It it the exercise in Massey's book
Massey, William S., Singular homology theory, Graduate Texts in Mathematics, 70. New York Heidelberg Berlin: Springer- Verlag. XII, 265 p. DM 49.50; $ 29.20 (1980). ZBL0442.55001.
chapter IX, section 5, exercise 5.1, he states that if $M$ is a compact oriented $n$-manifold, then the torsion subgroup of $H_q (M)$ is isomorphic to the torsion subgroup of $H_{n-q-1} (M)$.
I use the fact that a compact oriented $n$-manifold $M$ must have finitely generated homology groups, $\mathrm{Hom} (G,\mathbb{Q}/\mathbb{Z} )$ is the torsion part of $G$ if $G$ is finitely generated and $\mathbb{Q} /\mathbb{Z} $ is injective to obtain the isomorphism $T(H_q (M))\cong H^q (M;\mathbb{Q} /\mathbb{Z} )$, and use the Poincare duality to give the isomorphism $T(H_q (M))\cong H_{n-q} (M;\mathbb{Q} /\mathbb{Z} )$. However, by the Universal Coefficient Theorem for Tor, I must state that $H_q (M)\otimes\mathbb{Q} /\mathbb{Z} =0$. Will that be true?
It is not true that $\text{Tors}(H_q(M)) \cong H^q(M;\Bbb Q/\Bbb Z)$. You are right that $\Bbb Q/\Bbb Z$ is injective, so the Ext-term vanishes, but if $H_q(M;\Bbb Z) = \Bbb Z^{b_q} \oplus T$, then $$H^{q}(M;\Bbb Q/\Bbb Z) \cong \text{Hom}(H_q(M;\Bbb Z), \Bbb Q/\Bbb Z) \cong T \oplus (\Bbb Q/\Bbb Z)^{b_q},$$ noncanonically.
So your approach shows that $T \oplus (\Bbb Q/\Bbb Z)^{b_q} \cong H^q(M;\Bbb Q/\Bbb Z) \cong H_{n-q}(M;\Bbb Q/\Bbb Z)$. What you want to do now is understand the last term. Again we have the universal coefficient sequence,
$$0 \to H_{n-q}(M;\Bbb Z) \otimes \Bbb Q/\Bbb Z \to H_{n-q}(M;\Bbb Q/\Bbb Z) \to \text{Tor}(H_{n-q-1}(M;\Bbb Z), \Bbb Q/\Bbb Z) \to 0.$$
The first term is the divisible subgroup of $H_{n-q}(M;\Bbb Q/\Bbb Z)$, and is isomorphic to $(\Bbb Q/\Bbb Z)^{b_{n-q}} = (\Bbb Q/\Bbb Z)^{b_q}$. The last term is $\text{Tors}(H_{n-q-1}(M;\Bbb Z))$.
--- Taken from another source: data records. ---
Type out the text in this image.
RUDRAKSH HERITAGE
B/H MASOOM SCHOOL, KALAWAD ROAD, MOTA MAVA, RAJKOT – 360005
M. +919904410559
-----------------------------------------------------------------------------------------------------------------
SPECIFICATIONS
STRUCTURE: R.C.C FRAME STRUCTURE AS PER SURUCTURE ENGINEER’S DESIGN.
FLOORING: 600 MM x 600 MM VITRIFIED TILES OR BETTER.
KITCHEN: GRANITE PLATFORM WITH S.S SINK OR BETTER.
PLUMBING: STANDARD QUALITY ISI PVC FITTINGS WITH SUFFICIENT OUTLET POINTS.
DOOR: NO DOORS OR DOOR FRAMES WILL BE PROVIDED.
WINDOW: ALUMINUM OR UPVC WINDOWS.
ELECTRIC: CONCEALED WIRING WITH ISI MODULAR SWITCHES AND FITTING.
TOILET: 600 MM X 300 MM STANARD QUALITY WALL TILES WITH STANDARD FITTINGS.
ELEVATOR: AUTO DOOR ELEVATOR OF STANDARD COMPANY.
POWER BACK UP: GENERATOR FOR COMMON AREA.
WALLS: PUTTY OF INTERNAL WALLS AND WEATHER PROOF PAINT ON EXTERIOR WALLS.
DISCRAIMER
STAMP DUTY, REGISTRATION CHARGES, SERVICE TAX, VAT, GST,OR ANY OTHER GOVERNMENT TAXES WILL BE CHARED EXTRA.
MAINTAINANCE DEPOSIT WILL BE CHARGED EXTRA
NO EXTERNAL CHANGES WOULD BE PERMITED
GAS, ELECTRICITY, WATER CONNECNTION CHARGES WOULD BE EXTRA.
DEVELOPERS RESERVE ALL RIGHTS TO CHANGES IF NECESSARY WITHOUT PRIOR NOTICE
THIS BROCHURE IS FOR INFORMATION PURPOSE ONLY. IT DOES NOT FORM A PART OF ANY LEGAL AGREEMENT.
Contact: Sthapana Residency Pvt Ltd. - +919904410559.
Because we have an isomorphism of groups $H_{n-q}(M;\Bbb Q/\Bbb Z) \cong H^q(M;\Bbb Q/\Bbb Z)$, and isomorphisms preserve the maximal divisible subgroup, we see that they preserve the quotient by this subgroup; in both cases it is isomorphic to the finite abelian group $T$.
Note that $H_q(M;\Bbb Z) \otimes \Bbb Q/\Bbb Z$ is indeed zero if and only if the claim that $H^q(M;\Bbb Q/\Bbb Z) \cong \text{Tors}(H_q(M;\Bbb Z))$ is true.